Though it both satirizes and deifies his influences, Dendy insists that Dream Analysis is his story. “Everything else was a study that led up to this,” he says. “I did that book The Artist’s Way, where you write three pages a day and make all those collages and everything. This work came out of that book… as Martha Graham would say, ‘the handling of the material of the self.'”Dream Analysis‘s protagonist, the starry-eyed Henley, who explains the complicated network of influences crashing through his psyche to a psychiatrist played by a drag queen, seems miles away from his no-nonsense, done-it-all-twice creator. “The boy is absolutely totally me,” Dendy insists. “There is an innocent naïve idealistic hopeful inner child in me.”
Yet 10 years ago, when it was just an enfant terrible, Dendy’s inner child seemed to have been kidnapped. “Throughout the whole ’80s, I drank heavily and did a whole lot of drugs. I’d get back from Europe, blow everything I made, charge money on my agent’s credit card, hit the West Side Pier and hustle for three days, and then go on another binge. I was a mess! Then everything fell in on me at once. Spiritually, mentally, physically, emotionally, and financially. I moved into Hotel 17 for two weeks. It’s a hustler hotel with roaches. It’s nasty and skanky. And it’s gross.”
As much as its theatrical component tells a story of the redemption and reconciliation of opposites, Dendy’s choreography illustrates those themes with a brash clarity and humor that often proves more viscerally affecting and inventive than the text. Particularly exquisite is the final sequence, in which the two Nijinskys, accompanied by Claude Debussy’s “L’Apres-midi d’un Faune,” perform a sensuous and virtuosic duet, practically in unison. At first running in place beside one another, occasionally breaking the pattern with a flourish of the arms, they begin to trade focus.
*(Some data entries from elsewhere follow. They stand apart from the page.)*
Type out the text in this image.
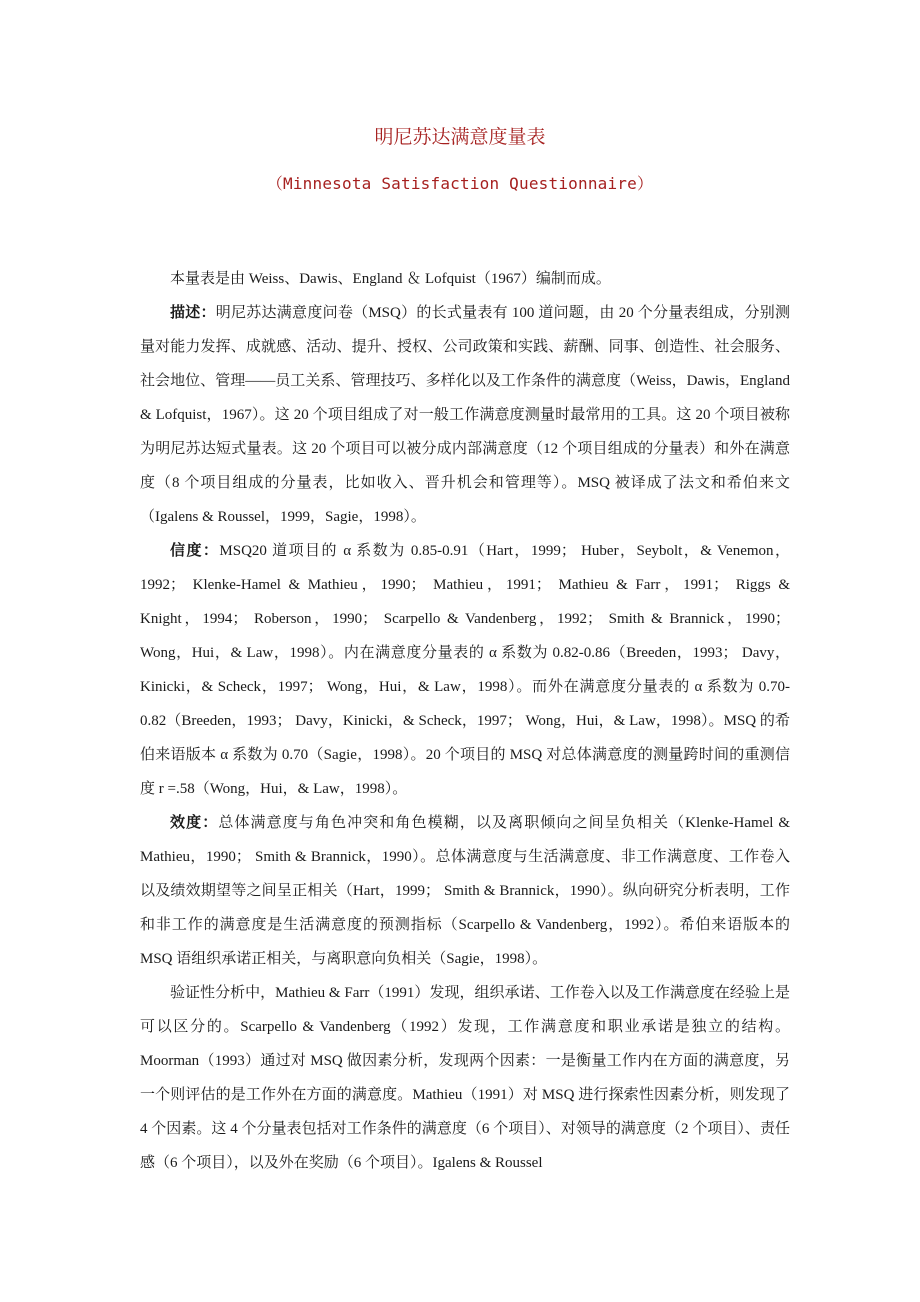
明尼苏达满意度量表
（Minnesota Satisfaction Questionnaire）

本量表是由 Weiss、Dawis、England ＆ Lofquist（1967）编制而成。

描述：明尼苏达满意度问卷（MSQ）的长式量表有 100 道问题，由 20 个分量表组成，分别测量对能力发挥、成就感、活动、提升、授权、公司政策和实践、薪酬、同事、创造性、社会服务、社会地位、管理——员工关系、管理技巧、多样化以及工作条件的满意度（Weiss，Dawis，England & Lofquist，1967）。这 20 个项目组成了对一般工作满意度测量时最常用的工具。这 20 个项目被称为明尼苏达短式量表。这 20 个项目可以被分成内部满意度（12 个项目组成的分量表）和外在满意度（8 个项目组成的分量表，比如收入、晋升机会和管理等）。MSQ 被译成了法文和希伯来文（Igalens & Roussel，1999，Sagie，1998）。

信度：MSQ20 道项目的 α 系数为 0.85-0.91（Hart，1999； Huber，Seybolt，& Venemon，1992； Klenke-Hamel & Mathieu，1990； Mathieu，1991； Mathieu & Farr，1991； Riggs & Knight，1994； Roberson，1990； Scarpello & Vandenberg，1992； Smith & Brannick，1990；Wong，Hui，& Law，1998）。内在满意度分量表的 α 系数为 0.82-0.86（Breeden，1993； Davy，Kinicki，& Scheck，1997； Wong，Hui，& Law，1998）。而外在满意度分量表的 α 系数为 0.70-0.82（Breeden，1993； Davy，Kinicki，& Scheck，1997； Wong，Hui，& Law，1998）。MSQ 的希伯来语版本 α 系数为 0.70（Sagie，1998）。20 个项目的 MSQ 对总体满意度的测量跨时间的重测信度 r =.58（Wong，Hui，& Law，1998）。

效度：总体满意度与角色冲突和角色模糊，以及离职倾向之间呈负相关（Klenke-Hamel & Mathieu，1990； Smith & Brannick，1990）。总体满意度与生活满意度、非工作满意度、工作卷入以及绩效期望等之间呈正相关（Hart，1999； Smith & Brannick，1990）。纵向研究分析表明，工作和非工作的满意度是生活满意度的预测指标（Scarpello & Vandenberg，1992）。希伯来语版本的 MSQ 语组织承诺正相关，与离职意向负相关（Sagie，1998）。

验证性分析中，Mathieu & Farr（1991）发现，组织承诺、工作卷入以及工作满意度在经验上是可以区分的。Scarpello & Vandenberg（1992）发现，工作满意度和职业承诺是独立的结构。Moorman（1993）通过对 MSQ 做因素分析，发现两个因素：一是衡量工作内在方面的满意度，另一个则评估的是工作外在方面的满意度。Mathieu（1991）对 MSQ 进行探索性因素分析，则发现了 4 个因素。这 4 个分量表包括对工作条件的满意度（6 个项目）、对领导的满意度（2 个项目）、责任感（6 个项目），以及外在奖励（6 个项目）。Igalens & Roussel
Dendy blends his classical training with athletic cartwheels, quirky jerks, and strange spins. They stand on each other’s calves. Twice it seems as if one Nijinsky has kicked the other. The Nijinskys use their hands for guides, elaborations, and punctuation. They slide over one another’s backs, entwining limbs. At one point, they kiss in a way that does not seem labored, sentimental, or political. Their lips just happen to be in the same place at the same time, so they come together. Here, it seems, “that moment” takes on a greater meaning. No longer is it the matriarchal Martha, Mother, psychiatrist, or Judy Garland recognizing the seeker through the mirror; it’s Dendy, recognizing himself as himself.